Murphy Auto Group, Inc. v. Florida Department of Transportation, Case No. 2D19-1236 (Fla. 2d DCA 2020).

Requiring a private landowner to pay for a new drainage system in order for the landowner to connect to a roadway owned by the government is an improper exaction under Koontz v. St. Johns River Water Management District, 570 U.S. 595, 605-06 (2013).

Piazenko v. Pier Marine Interiors GMBH, Case No. 3D19-2193 (Fla. 3d DCA 2020).

Long-arm jurisdiction in Florida can be either specific under Florida Statute section 48.193(1)(a) or general under section 48.193(2), and specific jurisdiction requires “connexity,” i.e., that the defendant does one of the enumerated acts within Florida, and that plaintiff’s cause of action “arise from” one of the enumerated acts occurringin Florida.

Triton Stone Holdings, L.L.C. v. Magna Business, L.L.C., Case No. 4D19-2371 (Fla. 4th DCA 2020).

A handwritten agreement detailing the resolution of a limited liability company that does not comport with the previously executed operating agreement for the limited liability company is not effective even if partially acted upon.

IATAI Enterprises, Inc. v. Loyacono, Case No. 3D19-1831 (Fla. 3d DCA 2020).

Florida Rule of CivilProcedure 1.280(b)(5) does not apply to non-parties and a non-party objecting to discovery propounded upon it cannot be compelled to produce a log.

Merle Wood & Associates, Inc. v. Frazer, Case No. 4D19-2238 (Fla. 4th DCA 2020).

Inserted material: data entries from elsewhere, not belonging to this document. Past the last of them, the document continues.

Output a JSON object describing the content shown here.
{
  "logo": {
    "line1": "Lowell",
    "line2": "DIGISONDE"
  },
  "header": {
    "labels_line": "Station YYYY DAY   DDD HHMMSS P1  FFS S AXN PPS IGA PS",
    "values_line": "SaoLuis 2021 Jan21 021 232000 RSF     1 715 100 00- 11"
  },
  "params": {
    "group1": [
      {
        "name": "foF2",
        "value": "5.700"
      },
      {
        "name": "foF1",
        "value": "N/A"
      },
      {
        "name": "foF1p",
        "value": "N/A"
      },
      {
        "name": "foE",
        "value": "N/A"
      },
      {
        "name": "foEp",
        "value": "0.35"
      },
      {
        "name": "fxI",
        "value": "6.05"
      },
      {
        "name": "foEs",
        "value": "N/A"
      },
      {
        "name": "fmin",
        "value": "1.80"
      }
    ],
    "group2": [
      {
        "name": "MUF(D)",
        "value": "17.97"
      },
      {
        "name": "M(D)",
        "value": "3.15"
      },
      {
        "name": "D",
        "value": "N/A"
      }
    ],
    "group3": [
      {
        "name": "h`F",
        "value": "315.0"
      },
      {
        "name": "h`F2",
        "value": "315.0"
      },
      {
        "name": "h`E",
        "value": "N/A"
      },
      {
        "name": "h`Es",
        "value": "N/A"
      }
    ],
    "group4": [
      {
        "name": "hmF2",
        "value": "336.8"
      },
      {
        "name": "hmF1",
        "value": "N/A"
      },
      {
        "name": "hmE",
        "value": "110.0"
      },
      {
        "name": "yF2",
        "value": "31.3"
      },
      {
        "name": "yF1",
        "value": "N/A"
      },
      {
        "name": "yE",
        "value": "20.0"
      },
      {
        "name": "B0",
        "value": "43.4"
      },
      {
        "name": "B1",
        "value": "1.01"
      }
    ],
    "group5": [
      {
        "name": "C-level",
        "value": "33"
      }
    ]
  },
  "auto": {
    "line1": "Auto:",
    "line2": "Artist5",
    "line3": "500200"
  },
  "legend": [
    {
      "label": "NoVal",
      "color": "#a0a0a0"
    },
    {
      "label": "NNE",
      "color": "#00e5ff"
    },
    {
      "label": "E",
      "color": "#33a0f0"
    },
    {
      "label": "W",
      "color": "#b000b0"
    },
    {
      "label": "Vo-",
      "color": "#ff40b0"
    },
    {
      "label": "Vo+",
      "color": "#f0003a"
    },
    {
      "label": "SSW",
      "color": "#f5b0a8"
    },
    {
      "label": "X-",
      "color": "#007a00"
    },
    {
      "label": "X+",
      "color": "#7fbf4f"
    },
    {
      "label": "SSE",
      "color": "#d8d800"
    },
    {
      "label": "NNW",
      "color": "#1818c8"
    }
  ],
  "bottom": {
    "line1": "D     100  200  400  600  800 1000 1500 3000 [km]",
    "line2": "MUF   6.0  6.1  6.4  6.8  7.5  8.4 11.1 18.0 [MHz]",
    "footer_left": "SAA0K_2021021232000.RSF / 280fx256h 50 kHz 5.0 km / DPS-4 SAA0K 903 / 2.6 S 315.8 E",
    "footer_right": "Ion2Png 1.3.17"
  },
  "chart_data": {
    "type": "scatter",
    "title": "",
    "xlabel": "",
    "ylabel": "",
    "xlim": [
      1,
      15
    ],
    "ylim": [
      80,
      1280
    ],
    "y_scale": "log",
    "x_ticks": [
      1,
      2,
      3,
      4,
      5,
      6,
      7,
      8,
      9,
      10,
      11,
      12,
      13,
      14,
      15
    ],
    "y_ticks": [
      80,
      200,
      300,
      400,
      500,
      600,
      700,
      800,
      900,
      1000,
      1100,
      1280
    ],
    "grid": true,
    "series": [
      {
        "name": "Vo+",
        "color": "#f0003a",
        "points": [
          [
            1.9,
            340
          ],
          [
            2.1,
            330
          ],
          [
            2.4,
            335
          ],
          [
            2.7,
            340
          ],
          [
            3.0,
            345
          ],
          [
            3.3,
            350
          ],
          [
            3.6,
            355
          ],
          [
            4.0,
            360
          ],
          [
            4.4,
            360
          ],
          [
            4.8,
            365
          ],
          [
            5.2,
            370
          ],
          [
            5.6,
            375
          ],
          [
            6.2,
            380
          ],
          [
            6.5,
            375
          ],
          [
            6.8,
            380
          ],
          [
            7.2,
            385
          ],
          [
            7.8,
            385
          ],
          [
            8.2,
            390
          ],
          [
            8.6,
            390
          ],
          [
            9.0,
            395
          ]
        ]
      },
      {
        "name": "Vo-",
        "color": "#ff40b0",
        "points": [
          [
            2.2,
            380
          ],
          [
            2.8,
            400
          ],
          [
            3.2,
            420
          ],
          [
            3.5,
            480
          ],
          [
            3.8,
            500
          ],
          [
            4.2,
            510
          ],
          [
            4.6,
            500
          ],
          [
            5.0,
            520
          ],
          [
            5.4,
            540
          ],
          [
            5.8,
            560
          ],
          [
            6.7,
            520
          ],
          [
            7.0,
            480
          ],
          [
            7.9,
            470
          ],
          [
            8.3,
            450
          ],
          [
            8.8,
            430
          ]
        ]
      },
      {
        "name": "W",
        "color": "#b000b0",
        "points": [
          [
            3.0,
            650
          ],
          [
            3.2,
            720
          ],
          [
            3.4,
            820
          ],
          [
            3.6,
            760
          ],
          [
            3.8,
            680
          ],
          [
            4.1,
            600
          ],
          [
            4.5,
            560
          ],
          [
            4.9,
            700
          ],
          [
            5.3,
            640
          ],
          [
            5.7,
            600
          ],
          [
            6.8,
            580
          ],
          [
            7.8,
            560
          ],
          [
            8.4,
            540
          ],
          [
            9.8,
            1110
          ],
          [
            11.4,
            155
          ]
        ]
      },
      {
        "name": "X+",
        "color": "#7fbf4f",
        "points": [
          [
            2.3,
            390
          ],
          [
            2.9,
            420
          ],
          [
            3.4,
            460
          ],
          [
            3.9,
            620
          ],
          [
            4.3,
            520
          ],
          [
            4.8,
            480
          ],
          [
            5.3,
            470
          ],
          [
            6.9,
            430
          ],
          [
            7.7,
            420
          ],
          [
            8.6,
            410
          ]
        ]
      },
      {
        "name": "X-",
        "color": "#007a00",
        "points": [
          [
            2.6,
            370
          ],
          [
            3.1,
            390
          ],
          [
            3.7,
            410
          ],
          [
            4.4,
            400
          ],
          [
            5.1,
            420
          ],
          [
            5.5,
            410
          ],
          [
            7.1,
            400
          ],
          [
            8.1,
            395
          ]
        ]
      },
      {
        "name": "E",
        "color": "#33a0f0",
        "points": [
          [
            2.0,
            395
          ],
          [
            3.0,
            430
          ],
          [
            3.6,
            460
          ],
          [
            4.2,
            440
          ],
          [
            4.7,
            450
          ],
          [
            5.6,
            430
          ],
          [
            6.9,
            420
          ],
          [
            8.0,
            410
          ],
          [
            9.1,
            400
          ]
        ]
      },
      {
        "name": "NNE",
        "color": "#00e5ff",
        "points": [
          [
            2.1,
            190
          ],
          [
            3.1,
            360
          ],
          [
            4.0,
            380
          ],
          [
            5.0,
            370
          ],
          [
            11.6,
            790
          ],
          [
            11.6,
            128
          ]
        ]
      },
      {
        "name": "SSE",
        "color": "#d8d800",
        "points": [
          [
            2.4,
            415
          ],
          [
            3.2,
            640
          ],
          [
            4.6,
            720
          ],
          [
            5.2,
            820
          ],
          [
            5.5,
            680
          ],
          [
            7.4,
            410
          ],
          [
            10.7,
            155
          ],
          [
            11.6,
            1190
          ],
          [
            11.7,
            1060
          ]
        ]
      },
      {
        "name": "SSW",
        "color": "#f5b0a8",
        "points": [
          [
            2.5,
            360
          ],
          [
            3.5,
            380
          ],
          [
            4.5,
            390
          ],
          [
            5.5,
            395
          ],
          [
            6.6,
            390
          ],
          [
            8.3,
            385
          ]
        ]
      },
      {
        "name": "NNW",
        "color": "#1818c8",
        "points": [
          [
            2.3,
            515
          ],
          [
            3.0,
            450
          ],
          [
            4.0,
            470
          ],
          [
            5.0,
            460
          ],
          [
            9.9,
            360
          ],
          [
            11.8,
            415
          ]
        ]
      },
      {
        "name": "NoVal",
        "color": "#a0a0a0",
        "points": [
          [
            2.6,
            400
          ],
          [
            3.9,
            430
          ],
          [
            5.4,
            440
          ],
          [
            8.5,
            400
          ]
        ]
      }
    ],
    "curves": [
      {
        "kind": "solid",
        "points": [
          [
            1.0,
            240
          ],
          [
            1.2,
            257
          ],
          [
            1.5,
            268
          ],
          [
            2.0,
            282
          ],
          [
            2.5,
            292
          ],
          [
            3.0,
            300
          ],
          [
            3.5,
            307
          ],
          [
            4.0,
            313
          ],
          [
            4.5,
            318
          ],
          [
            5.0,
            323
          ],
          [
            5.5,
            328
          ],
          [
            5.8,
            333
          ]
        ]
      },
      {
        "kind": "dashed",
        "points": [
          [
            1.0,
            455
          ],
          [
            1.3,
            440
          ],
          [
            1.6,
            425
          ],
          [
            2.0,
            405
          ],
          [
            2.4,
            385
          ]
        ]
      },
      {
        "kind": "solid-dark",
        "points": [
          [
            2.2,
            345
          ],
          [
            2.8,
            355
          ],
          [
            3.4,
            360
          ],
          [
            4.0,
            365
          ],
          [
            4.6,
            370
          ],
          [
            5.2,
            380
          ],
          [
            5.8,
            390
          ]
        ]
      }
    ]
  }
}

A party claiming unjust enrichment must prove the value of the benefit provided to and retained by the defendant; providing evidence of the contractual value of commissions is not sufficient substantial, competent evidence of the unjust enrichment.

Indian River County v. Ocean Concrete, Inc., Case No. 4D19-3611 (Fla. 4th DCA 2020).

Damages for violation of the Bert Harris Act, Florida Statute section 70.001, arise from the loss of the investment backed expectation and valuation is not based  on the ability of the owner to attain its goal, the date when the owner could attain its goal, or on the highest and best use (value) of the property. An owner can testify as to the loss of investment backed expectation.